Neuf petits gorets

 

Je décide d’aller à Bois Jean, hameau de Vendières, afin de donner à un couple d’agriculteurs une photographie de leurs chevaux.

Bois Jean aujourd’hui, c’est deux fermes, des animaux, pas d’humains visibles mais du vent, un vrai vent d’Est, glacial. Les chevaux Ardennais sont dans le verger en compagnie de brebis, moutons, poules, oies, …

J’entre dans la cour. Le chien aboie en tirant sur sa chaîne et celle – ci s’enroule autour du piquet. Xavier, le petit garçon de cinq ans m’aperçoit, sourit jusqu’aux oreilles et même plus. Les joues barbouillées de je ne sais quoi dont un peu de confiture, les cheveux ébouriffés par les tourbillons des courants d’air, il approche, avec dans une main une balle de tennis et dans l’autre une pomme rouge tout juste croquée.

Le chien cesse d’aboyer.

Xavier me conduit jusqu’à sa mère et se rétame sur les pierres; il se relève comme si de rien n’était. Sa mère semble contente de me voir; elle prépare des crépinettes et ses mains sont blanches de farine. Pour me saluer, elle me tend l’avant-bras.

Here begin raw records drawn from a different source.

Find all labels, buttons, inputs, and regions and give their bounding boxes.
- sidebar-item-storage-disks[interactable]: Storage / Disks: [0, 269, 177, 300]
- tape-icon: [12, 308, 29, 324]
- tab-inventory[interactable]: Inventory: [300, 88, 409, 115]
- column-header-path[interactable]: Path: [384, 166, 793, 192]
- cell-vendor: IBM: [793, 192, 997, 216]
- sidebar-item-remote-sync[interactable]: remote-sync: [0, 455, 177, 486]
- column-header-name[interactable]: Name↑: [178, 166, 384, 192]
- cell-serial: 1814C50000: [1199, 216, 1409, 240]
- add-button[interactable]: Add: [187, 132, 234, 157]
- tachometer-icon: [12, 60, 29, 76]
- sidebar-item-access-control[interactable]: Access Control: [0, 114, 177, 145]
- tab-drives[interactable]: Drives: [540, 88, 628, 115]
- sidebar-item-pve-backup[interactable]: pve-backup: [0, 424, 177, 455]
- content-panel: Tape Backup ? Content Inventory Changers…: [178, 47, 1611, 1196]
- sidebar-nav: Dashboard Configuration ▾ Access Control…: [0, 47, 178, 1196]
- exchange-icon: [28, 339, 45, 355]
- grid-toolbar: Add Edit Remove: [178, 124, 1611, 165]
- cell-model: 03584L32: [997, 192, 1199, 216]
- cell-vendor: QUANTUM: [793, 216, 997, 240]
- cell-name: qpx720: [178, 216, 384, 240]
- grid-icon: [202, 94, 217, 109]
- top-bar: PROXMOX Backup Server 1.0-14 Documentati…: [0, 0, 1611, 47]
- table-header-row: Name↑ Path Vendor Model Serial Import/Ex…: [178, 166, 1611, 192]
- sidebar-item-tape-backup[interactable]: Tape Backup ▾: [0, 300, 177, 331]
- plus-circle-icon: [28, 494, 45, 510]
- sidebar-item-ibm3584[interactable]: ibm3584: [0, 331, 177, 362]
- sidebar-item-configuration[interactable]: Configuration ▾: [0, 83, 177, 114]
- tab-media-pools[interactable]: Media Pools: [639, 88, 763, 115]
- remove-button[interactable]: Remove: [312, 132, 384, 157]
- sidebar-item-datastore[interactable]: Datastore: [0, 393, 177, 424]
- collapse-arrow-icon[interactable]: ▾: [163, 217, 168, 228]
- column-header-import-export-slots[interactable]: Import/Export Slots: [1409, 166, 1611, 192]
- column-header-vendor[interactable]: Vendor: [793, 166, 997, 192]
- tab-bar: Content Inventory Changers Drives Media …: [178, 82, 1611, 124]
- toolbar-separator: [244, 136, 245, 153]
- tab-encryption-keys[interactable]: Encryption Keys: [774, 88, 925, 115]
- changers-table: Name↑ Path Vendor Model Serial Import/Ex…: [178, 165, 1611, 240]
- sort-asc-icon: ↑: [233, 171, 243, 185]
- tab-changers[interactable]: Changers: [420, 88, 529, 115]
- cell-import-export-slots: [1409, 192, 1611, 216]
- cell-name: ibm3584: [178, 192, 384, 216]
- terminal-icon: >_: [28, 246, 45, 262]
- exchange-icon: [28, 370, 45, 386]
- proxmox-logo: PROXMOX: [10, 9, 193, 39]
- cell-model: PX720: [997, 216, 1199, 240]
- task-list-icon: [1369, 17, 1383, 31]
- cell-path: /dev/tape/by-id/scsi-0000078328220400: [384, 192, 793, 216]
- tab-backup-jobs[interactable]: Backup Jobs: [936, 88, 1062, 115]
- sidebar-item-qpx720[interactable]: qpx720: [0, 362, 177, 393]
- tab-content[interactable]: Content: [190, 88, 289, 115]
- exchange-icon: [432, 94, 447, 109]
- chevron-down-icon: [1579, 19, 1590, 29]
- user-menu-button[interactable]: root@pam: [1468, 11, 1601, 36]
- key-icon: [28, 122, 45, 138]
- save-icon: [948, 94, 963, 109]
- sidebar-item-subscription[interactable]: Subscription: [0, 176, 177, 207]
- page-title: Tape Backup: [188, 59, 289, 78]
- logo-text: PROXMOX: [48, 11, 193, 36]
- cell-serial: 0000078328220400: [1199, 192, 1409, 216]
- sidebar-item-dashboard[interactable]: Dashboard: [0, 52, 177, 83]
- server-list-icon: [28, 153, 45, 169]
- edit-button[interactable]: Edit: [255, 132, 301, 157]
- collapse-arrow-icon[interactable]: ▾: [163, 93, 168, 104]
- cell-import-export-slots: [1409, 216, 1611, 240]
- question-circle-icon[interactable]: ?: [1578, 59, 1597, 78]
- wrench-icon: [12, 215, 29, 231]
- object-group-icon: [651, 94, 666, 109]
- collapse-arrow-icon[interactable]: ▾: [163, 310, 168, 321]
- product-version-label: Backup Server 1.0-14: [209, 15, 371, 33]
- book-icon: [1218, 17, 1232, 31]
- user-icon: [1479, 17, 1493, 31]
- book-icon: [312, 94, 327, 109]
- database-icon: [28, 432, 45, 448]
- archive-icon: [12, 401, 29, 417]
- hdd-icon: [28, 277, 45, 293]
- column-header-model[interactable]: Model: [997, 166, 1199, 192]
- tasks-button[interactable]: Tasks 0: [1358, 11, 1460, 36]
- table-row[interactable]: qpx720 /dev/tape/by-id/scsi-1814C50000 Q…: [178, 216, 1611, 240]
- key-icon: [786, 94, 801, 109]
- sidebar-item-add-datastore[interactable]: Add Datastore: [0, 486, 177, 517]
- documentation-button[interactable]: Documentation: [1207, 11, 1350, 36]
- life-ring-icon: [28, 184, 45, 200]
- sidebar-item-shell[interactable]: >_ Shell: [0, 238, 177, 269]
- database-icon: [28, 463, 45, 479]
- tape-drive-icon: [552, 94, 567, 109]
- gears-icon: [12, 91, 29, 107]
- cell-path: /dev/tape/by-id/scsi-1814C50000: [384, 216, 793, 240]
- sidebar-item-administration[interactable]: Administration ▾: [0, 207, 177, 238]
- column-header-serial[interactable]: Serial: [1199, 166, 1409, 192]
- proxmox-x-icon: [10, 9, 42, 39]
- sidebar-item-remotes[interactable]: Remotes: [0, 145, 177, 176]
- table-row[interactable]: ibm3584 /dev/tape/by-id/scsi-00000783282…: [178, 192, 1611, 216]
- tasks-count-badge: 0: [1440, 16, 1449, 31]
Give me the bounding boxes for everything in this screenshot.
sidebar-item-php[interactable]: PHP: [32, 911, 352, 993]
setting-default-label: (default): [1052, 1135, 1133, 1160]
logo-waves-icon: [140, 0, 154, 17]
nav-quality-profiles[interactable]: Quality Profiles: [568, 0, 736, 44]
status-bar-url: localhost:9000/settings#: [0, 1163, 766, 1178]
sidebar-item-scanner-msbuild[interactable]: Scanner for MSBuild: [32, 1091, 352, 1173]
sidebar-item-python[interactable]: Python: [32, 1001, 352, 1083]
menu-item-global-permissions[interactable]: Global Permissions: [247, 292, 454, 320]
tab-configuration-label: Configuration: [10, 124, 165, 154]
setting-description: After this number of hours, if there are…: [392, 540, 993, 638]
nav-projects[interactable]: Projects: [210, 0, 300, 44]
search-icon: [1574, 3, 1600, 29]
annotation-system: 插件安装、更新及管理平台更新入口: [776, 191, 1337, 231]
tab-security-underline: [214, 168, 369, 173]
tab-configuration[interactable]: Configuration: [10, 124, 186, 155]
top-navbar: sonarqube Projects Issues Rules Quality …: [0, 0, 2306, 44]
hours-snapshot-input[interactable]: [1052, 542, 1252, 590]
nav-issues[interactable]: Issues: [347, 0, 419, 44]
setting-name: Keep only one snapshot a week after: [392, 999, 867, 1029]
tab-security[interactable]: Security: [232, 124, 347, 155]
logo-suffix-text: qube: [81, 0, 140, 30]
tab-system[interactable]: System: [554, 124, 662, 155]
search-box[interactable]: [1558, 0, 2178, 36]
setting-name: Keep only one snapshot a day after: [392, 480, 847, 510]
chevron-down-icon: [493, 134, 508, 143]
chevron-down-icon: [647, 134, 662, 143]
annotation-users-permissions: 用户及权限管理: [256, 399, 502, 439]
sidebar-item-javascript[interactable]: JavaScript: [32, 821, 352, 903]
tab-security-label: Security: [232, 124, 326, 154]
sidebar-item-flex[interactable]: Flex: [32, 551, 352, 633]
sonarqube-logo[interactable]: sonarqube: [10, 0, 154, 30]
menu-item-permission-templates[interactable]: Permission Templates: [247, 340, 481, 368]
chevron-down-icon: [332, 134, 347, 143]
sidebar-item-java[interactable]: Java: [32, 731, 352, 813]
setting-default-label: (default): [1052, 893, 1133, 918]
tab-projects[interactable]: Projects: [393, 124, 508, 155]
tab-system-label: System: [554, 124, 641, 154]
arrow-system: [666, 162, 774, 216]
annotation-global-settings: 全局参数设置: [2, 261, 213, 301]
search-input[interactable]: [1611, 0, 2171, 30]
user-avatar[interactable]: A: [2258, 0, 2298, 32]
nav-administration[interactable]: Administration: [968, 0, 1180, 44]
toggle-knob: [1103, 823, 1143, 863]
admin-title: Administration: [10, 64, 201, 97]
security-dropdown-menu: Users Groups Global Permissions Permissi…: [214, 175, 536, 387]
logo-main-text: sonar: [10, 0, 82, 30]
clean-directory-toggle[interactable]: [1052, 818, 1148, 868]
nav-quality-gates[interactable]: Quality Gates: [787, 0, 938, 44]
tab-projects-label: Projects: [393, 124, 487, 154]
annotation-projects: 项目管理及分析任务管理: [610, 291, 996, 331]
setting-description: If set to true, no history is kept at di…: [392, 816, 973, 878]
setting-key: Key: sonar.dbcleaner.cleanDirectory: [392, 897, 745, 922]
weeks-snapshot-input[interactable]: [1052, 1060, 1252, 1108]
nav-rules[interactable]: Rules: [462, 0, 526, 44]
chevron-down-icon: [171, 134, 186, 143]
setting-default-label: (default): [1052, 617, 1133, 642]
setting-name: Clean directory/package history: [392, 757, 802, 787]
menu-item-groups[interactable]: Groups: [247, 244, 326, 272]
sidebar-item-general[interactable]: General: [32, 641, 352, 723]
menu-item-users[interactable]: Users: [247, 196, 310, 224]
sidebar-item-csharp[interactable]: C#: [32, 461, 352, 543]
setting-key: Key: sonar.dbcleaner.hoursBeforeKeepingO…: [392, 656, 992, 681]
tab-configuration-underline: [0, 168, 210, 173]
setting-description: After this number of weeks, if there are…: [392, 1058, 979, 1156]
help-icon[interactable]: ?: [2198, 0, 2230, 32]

Du dehors, on entre directement dans cette cuisine qui doit aussi faire office de bureau. Un téléphone avec répondeur, un buffet, des papiers en vrac, des objets de toutes sortes, une bonne dizaine de chats qui se baladent sur les chaises et sur la table et un agneau très jeune. Sa mère-brebis refuse de l’allaiter, aussi ils le nourrissent avec du lait reconstitué à l’aide d’une tétine de veaux «  Mais ça marche quand même ! Quatre fois par jour. Des fois il vient réclamer la nuit, mais on ne se relève pas. ». L’agneau se promène dans la pièce comme un petit chien, comme les chats, comme un enfant à quatre pattes. Il s’approche de moi, pas du tout apeuré, me renifle, accepte mes caresses et en redemande. Nicolas, le deuxième garçon, un peu plus âgé que Xavier, me désigne du regard le seau au fond duquel pend la tétine à veau. Le jeune animal se précipite vers lui et se met à téter vigoureusement en remuant la queue. Il restait quelques gouttes de liquide.

Je demande à revoir les cochonnets de l’autre jour (je les avais photographiés à 2 jours de vie). En allant à la porcherie, la femme me dit que son mari a dû aller aux pissenlits, derrière le pré aux moutons. Elle envoie Nicolas le chercher. Il part en courant et je l’entends crier «  PAPA  » plusieurs fois. Il revient avec son père qui me sourit en me montrant sa cueillette au fond d‘un seau en plastique.

«  Ce matin, il a gelé à glace au moins cinq millimètres. »

Il ouvre la porte de la porcherie et neuf beaux petits gorets surgissent, croyant sûrement l’heure du repas arrivée. Ils ont déjà bien grossi et le fils les repousse à l’aide d’un bâton, le temps pour moi de les photographier à nouveau. Leur truie de mère, au fond de la petite pièce sombre, renifle bruyamment, manifestement inquiète et même sûrement pas très contente.

Deux canards passent tranquillement et le jeune Xavier déverse derrière eux un peu de grain ; sa mère le houspille et il détale rejoindre son frère qui s’amuse avec une vieille voiture à pédales dans un des rares coins ensoleillés de la cour.

L’homme et la femme me raccompagnent. Passant près d’un tas de paille, l’homme farfouille et en sort cinq petits œufs blancs d’une poule naine. Il me les offre.

Après les avoir salués, je m’éloigne en voiture. La route s’élève lentement jusqu’à Torailles.

A hauteur du petit bois, je m’arrête pour cueillir un bouquet de muguet bleu ( Hyacinthoide hispanica ) et je cherche à deviner, sans trop y croire, la forme, la trace, voire l’odeur d’une première morille.